Lewis Hamilton, nonostante non abbia talvolta guidato delle auto di primissima fascia, ha ogni anno conquistato almeno una vittoria. Nel 2013, ad esempio, ha trionfato in Ungheria – oltre ad aver siglato cinque pole position. A quell'epoca la Mercedes era ancora una “bella di sabato”, cioè efficientissima nel giro secco ma tremendamente incostante nel passo gara. Rosberg quell'anno vinse una gara in più ma concluse comunque dietro in classifica, mentre Lewis metteva in pratica un difficile processo di distaccamento dalla mamma Mclaren, lasciata a fine 2012 per cercare una nuova competitività e un nuovo ambiente.

   

Che dire, invece, del 2009? Dopo una prima parte di stagione incredibilmente deludente, con la Mclaren completamente azzoppata dai nuovi regolamenti, Hamilton tirò fuori dal cilindro due prestazioni monstre in Ungheria e a Singapore. Gare guidate in testa praticamente dall'inizio alla fine, a dimostrazione della presenza di spirito in un campionato dove sarebbe stato facile perdere la motivazione. La motivazione è infatti una componente fondamentale per Lewis Hamilton. 

Anche senza essere in lizza per il Mondiale, il pilota inglese vuole sempre dare spettacolo e migliorare le proprie statistiche.
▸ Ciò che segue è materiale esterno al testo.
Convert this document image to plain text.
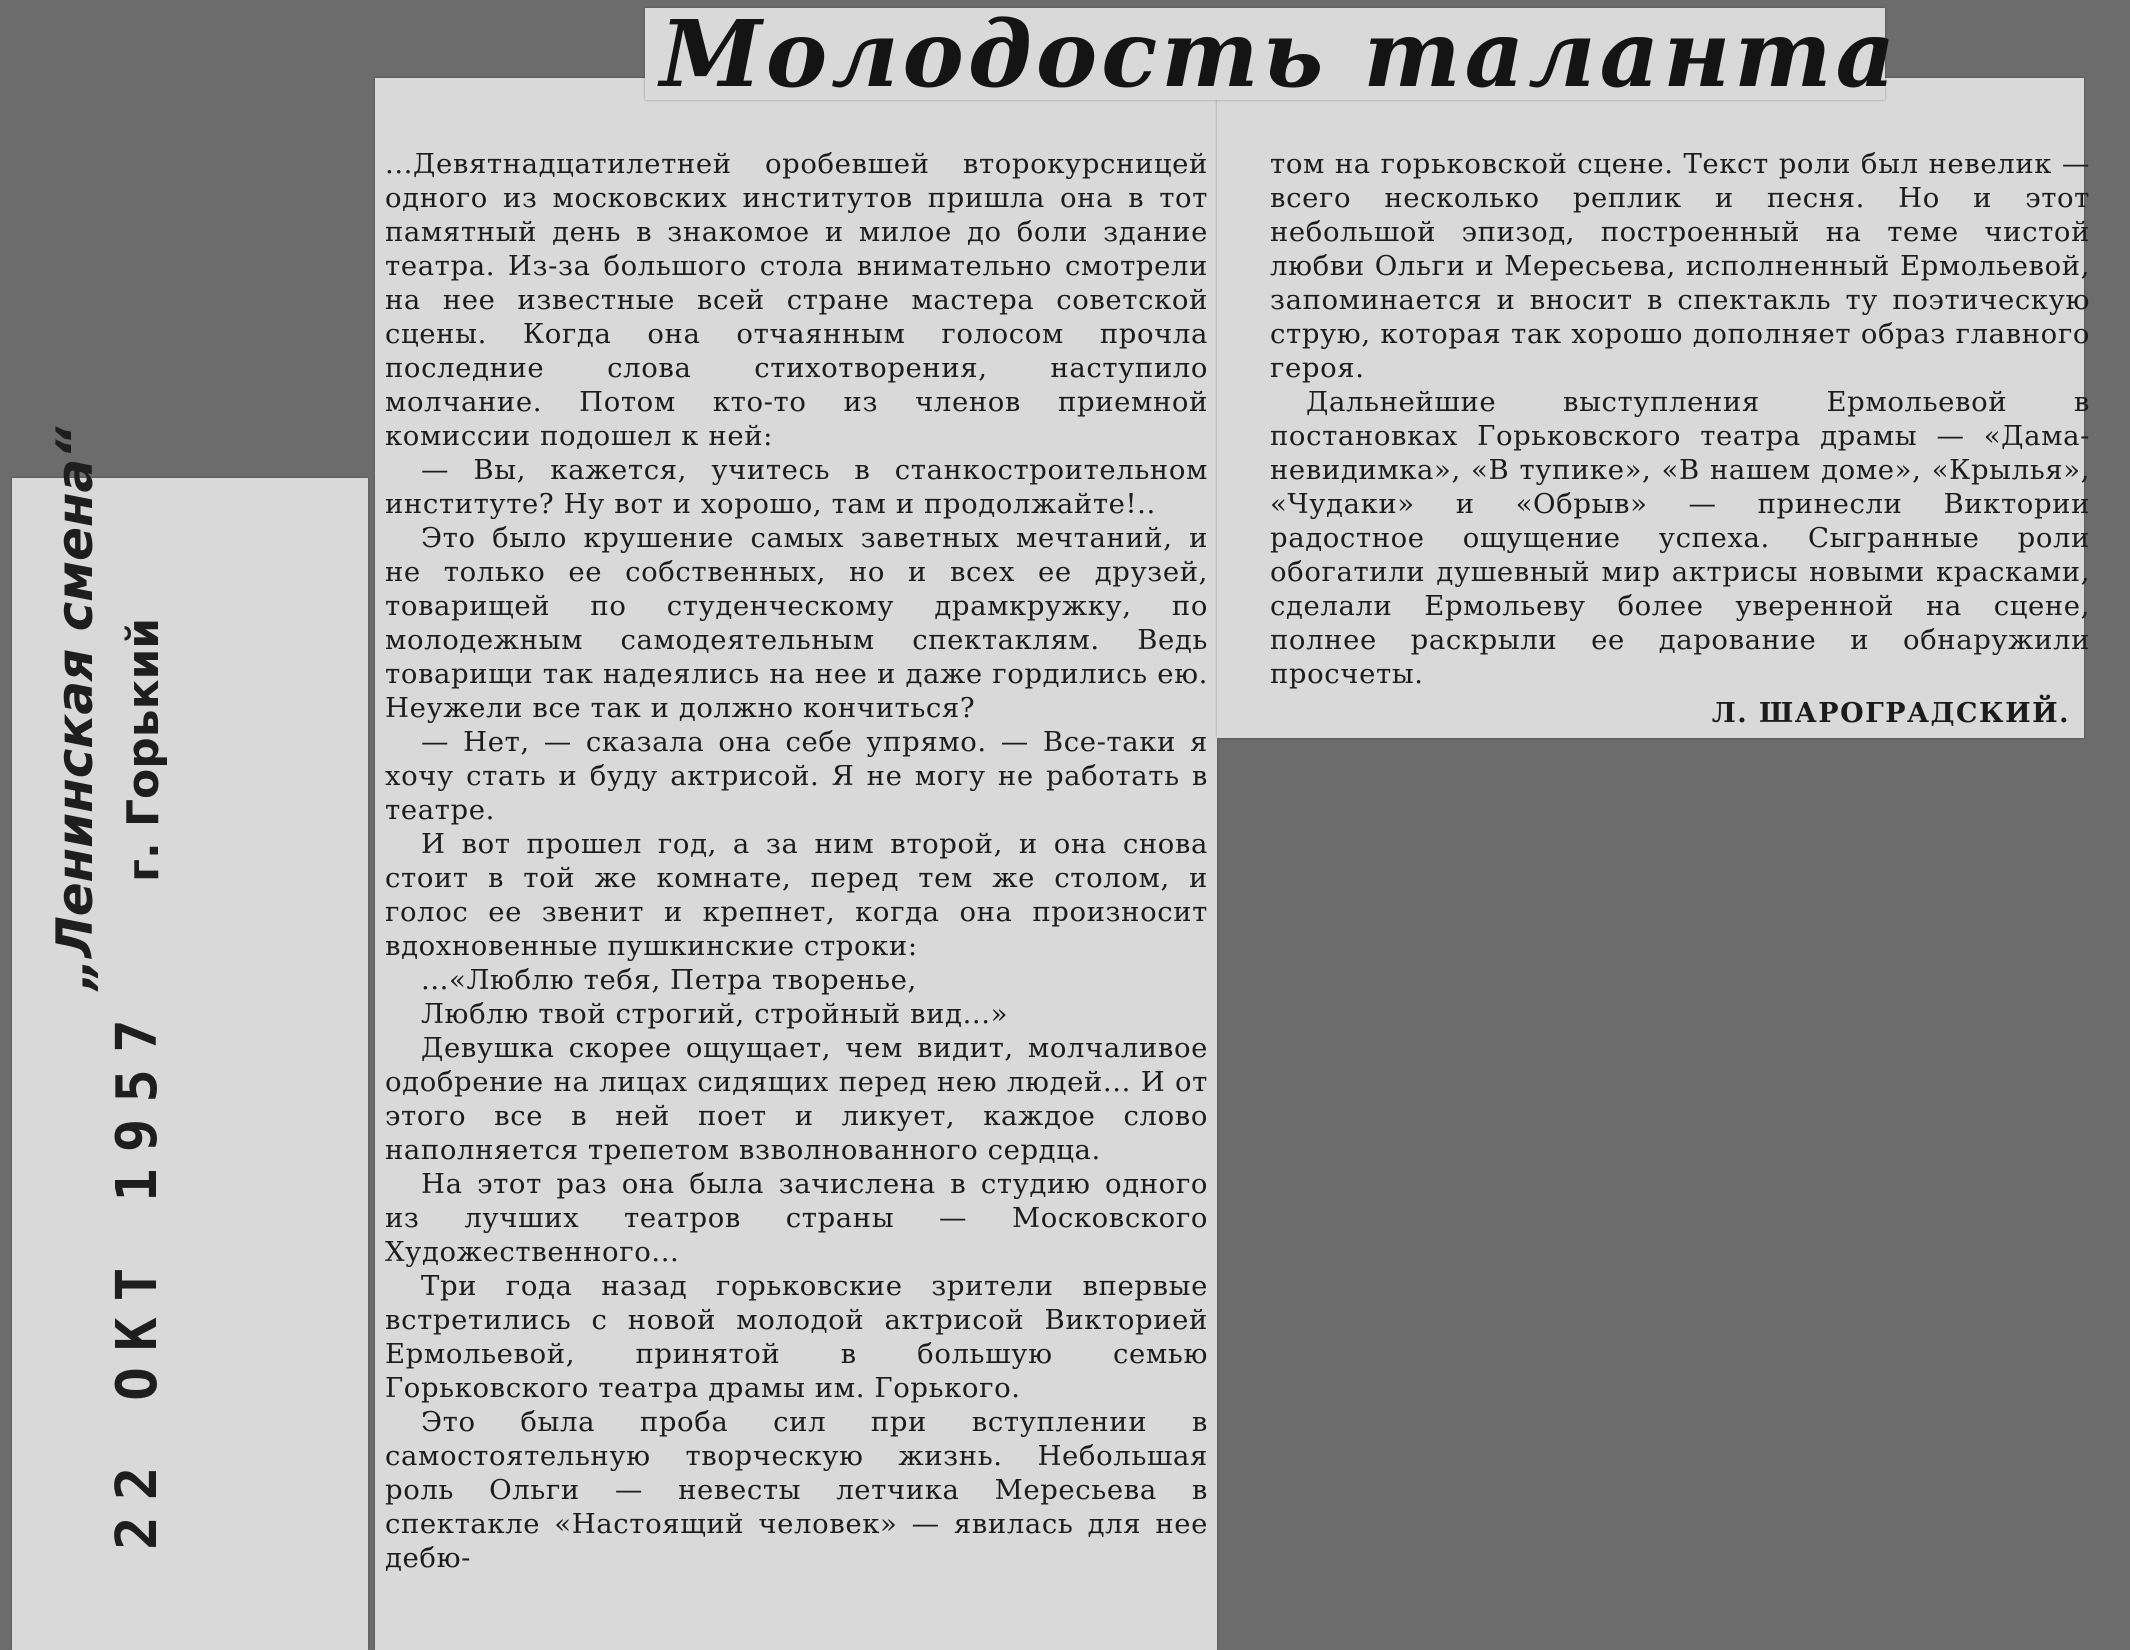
Молодость таланта
„Ленинская смена“ г. Горький
22 ОКТ 1957

...Девятнадцатилетней оробевшей второкурсницей одного из московских институтов пришла она в тот памятный день в знакомое и милое до боли здание театра. Из-за большого стола внимательно смотрели на нее известные всей стране мастера советской сцены. Когда она отчаянным голосом прочла последние слова стихотворения, наступило молчание. Потом кто-то из членов приемной комиссии подошел к ней:

— Вы, кажется, учитесь в станкостроительном институте? Ну вот и хорошо, там и продолжайте!..

Это было крушение самых заветных мечтаний, и не только ее собственных, но и всех ее друзей, товарищей по студенческому драмкружку, по молодежным самодеятельным спектаклям. Ведь товарищи так надеялись на нее и даже гордились ею. Неужели все так и должно кончиться?

— Нет, — сказала она себе упрямо. — Все-таки я хочу стать и буду актрисой. Я не могу не работать в театре.

И вот прошел год, а за ним второй, и она снова стоит в той же комнате, перед тем же столом, и голос ее звенит и крепнет, когда она произносит вдохновенные пушкинские строки:

...«Люблю тебя, Петра творенье,

Люблю твой строгий, стройный вид...»

Девушка скорее ощущает, чем видит, молчаливое одобрение на лицах сидящих перед нею людей... И от этого все в ней поет и ликует, каждое слово наполняется трепетом взволнованного сердца.

На этот раз она была зачислена в студию одного из лучших театров страны — Московского Художественного...

Три года назад горьковские зрители впервые встретились с новой молодой актрисой Викторией Ермольевой, принятой в большую семью Горьковского театра драмы им. Горького.

Это была проба сил при вступлении в самостоятельную творческую жизнь. Небольшая роль Ольги — невесты летчика Мересьева в спектакле «Настоящий человек» — явилась для нее дебю-

том на горьковской сцене. Текст роли был невелик — всего несколько реплик и песня. Но и этот небольшой эпизод, построенный на теме чистой любви Ольги и Мересьева, исполненный Ермольевой, запоминается и вносит в спектакль ту поэтическую струю, которая так хорошо дополняет образ главного героя.

Дальнейшие выступления Ермольевой в постановках Горьковского театра драмы — «Дама-невидимка», «В тупике», «В нашем доме», «Крылья», «Чудаки» и «Обрыв» — принесли Виктории радостное ощущение успеха. Сыгранные роли обогатили душевный мир актрисы новыми красками, сделали Ермольеву более уверенной на сцене, полнее раскрыли ее дарование и обнаружили просчеты.

Л. ШАРОГРАДСКИЙ.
Ma l'incantesimo non sempre riesce, e allora ecco uscire allo scoperto un difetto purtroppo comune tra chi punta solo alla vittoria e quasi mai si mette a fare i calcoli: l'insoddisfazione verso “il piazzamento”. Hamilton diventa famelico quando sente l'odore del primo posto, ma se invece si ritrova a combattere per un 4° o per un 7° allora gli manca il colpo da knockout. 

A volte questa famelicità lo ha portato a compiere degli errori clamorosi, come nel caso del ritiro in Cina nel 2007: per guadagnare un decimo o due in corsia box, gli fece perdere il mondiale; mentre invece il crash di Monza 2009 arrivò dopo un velleitario tentativo di rimonta verso il secondo posto.

   

Nel corso della carriera Hamilton ha dovuto combattere contro una credenza popolare fastidiosa che gli attribuiva una certa mancanza di rispetto verso la parte meccanica delle monoposto da lui guidate. A inizio carriera la gestione delle gomme era un punto a rischio nelle sue performance, visto il suo stile di guida tutto all'attacco. Con il passare degli anni Hamilton ha dimostrato ampiamente di saper gestire gli pneumatici, risultando anche meno falloso su altre componenti come freni e cambio. 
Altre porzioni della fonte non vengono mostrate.